E-prescriptions may be vulnerable to error, study finds
About 10% of electronically generated prescriptions in a recent study included at least one error, and one-third of these mistakes had potential for harm.
About 10% of electronically generated prescriptions in a recent study included at least one error, and one-third of these mistakes had potential for harm.
Researchers conducted a retrospective cohort study of 3,850 e-prescriptions received by a commercial outpatient pharmacy chain across three states over four weeks in 2008. All the prescriptions were from ambulatory care clinicians. A panel reviewed them for medication errors, potential adverse drug events, and rate of prescribing errors by type and by prescribing system. Results were published online June 29 by the Journal of the American Medical Informatics Association.

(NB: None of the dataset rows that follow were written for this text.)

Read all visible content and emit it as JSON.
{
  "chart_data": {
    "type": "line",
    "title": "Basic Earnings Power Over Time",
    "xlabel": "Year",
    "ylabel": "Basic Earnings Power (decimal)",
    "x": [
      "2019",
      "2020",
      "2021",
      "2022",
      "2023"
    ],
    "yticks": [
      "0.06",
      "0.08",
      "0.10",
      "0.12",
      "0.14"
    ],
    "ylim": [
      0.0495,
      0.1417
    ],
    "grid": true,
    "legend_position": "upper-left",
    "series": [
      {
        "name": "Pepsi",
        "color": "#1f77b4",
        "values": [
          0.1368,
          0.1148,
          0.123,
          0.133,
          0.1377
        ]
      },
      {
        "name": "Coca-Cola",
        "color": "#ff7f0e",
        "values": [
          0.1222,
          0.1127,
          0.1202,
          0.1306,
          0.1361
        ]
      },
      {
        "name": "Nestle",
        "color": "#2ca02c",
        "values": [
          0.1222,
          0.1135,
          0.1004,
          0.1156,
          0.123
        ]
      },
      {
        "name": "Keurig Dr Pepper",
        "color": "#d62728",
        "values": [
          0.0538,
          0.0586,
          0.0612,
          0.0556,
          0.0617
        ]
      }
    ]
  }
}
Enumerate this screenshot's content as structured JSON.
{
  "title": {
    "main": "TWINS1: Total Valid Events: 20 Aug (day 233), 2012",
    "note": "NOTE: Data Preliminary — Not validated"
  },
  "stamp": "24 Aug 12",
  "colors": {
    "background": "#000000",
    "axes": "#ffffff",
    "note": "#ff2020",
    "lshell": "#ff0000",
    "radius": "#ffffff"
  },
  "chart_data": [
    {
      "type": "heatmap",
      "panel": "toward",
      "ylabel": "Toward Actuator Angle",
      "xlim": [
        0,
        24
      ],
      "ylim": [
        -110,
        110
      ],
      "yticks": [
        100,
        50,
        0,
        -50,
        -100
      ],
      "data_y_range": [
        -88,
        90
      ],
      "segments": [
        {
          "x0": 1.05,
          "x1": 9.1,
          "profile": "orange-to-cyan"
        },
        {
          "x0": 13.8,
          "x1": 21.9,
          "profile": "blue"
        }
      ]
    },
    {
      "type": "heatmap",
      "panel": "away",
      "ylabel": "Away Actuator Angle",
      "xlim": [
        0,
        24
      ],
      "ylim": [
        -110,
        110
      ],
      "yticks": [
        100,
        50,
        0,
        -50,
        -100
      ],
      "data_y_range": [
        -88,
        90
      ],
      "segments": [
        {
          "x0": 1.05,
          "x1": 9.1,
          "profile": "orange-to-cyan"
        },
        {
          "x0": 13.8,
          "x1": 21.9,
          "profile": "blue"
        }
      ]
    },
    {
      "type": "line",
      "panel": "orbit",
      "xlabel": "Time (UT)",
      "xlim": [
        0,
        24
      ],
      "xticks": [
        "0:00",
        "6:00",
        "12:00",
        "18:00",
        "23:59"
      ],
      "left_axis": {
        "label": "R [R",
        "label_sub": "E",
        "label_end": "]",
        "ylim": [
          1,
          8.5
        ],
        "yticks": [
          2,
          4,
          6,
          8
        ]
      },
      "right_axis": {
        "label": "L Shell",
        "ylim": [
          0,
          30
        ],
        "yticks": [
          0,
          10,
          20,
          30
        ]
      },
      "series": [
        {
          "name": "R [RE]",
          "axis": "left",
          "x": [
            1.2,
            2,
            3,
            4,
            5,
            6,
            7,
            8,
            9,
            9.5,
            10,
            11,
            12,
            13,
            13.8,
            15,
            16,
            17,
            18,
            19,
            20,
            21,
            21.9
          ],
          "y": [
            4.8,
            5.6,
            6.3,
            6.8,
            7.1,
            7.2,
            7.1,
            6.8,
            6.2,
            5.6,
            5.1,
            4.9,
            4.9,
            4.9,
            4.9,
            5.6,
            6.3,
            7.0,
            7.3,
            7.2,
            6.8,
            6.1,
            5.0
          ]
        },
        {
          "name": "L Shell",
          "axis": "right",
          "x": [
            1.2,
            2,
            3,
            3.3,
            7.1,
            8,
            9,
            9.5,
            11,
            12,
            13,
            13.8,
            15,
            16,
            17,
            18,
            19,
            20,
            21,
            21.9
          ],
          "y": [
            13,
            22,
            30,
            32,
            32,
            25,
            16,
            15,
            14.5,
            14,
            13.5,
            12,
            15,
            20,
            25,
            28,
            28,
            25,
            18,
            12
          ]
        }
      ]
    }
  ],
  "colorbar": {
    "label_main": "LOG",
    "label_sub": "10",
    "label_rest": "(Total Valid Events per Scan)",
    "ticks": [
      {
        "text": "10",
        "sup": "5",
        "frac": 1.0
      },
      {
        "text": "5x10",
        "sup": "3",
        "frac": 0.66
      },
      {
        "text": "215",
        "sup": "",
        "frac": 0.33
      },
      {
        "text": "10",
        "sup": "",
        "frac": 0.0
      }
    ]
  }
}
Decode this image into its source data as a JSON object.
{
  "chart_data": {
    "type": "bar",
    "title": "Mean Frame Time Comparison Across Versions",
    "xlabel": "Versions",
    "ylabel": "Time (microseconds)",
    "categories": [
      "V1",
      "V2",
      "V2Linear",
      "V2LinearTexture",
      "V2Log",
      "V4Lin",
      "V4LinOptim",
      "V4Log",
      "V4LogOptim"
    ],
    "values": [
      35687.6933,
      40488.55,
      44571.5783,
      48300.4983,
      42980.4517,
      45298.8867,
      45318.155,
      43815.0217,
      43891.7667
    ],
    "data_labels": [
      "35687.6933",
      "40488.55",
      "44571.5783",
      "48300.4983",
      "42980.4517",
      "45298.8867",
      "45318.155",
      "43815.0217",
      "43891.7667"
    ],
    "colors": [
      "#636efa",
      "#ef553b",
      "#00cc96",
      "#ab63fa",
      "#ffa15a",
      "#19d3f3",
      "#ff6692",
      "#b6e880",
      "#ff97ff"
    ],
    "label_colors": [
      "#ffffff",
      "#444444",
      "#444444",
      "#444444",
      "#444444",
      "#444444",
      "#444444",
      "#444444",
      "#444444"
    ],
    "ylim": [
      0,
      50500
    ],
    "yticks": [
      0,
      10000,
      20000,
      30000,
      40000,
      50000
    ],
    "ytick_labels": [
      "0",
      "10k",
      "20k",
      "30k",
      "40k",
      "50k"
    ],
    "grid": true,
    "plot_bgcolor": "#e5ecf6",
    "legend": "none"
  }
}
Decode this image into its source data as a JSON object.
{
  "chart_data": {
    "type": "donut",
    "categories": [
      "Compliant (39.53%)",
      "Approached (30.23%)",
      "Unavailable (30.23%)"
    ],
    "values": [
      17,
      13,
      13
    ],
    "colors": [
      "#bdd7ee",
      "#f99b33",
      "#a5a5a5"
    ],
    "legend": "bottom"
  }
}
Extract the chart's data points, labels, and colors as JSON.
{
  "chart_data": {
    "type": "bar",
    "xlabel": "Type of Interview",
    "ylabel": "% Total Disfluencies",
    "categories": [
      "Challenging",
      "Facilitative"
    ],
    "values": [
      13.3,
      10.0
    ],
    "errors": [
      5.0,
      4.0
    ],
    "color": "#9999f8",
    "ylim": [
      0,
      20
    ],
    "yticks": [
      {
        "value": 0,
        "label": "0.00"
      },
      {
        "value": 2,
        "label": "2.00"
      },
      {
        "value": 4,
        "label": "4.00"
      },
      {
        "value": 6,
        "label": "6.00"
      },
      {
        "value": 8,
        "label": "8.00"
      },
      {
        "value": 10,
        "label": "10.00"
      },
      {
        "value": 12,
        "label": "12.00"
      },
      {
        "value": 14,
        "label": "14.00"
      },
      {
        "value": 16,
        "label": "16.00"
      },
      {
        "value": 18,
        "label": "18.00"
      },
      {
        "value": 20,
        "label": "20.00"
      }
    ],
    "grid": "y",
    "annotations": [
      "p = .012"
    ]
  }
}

Of the 3,850 prescriptions, 452 (11.7%) contained 466 errors, of which 163 (35%) were potential adverse drug events. Of the potential adverse drug events, 95 (58.3%) were significant, 68 (41.7%) were serious and none were life-threatening.
The most common cause for error was omitted information (60.7% of total errors and 50.9% of potential adverse drug events). The most likely omissions were duration, dose, or frequency. Omitted dose was the most likely error to result in a potential adverse drug event, and accounted for 35% of all potential adverse drug events. Other types of errors were information that was unclear (16.1% of total errors, 19.6% of potential adverse drug events), conflicting (15.7% of total errors, 16.0% of potential adverse drug events), or clinically incorrect (7.5% of total errors, 13.5% of potential adverse drug events).
There was a significant variation by prescribing system in the types of prescribing errors (P<0.001) and the potential for adverse drug events (P<0.002). Prescribing error rates ranged from 5.1% (95% CI, 0.3% to 9.9%) to 37.5% (95% CI, 23.5% to 51.5%) among the different systems.
The researchers noted that the error rates seen with e-prescribing in their study were similar to those reported in the literature for handwritten prescriptions. They suggested some computer-based and clinician-based strategies to minimize the errors associated with computer-generated prescriptions. Computer-based strategies include forcing functions, specific drug decision-support systems such as maximum dose checkers, and calculators. Clinician-based strategies may include rigorous vendor selection, increased financial incentives and better training.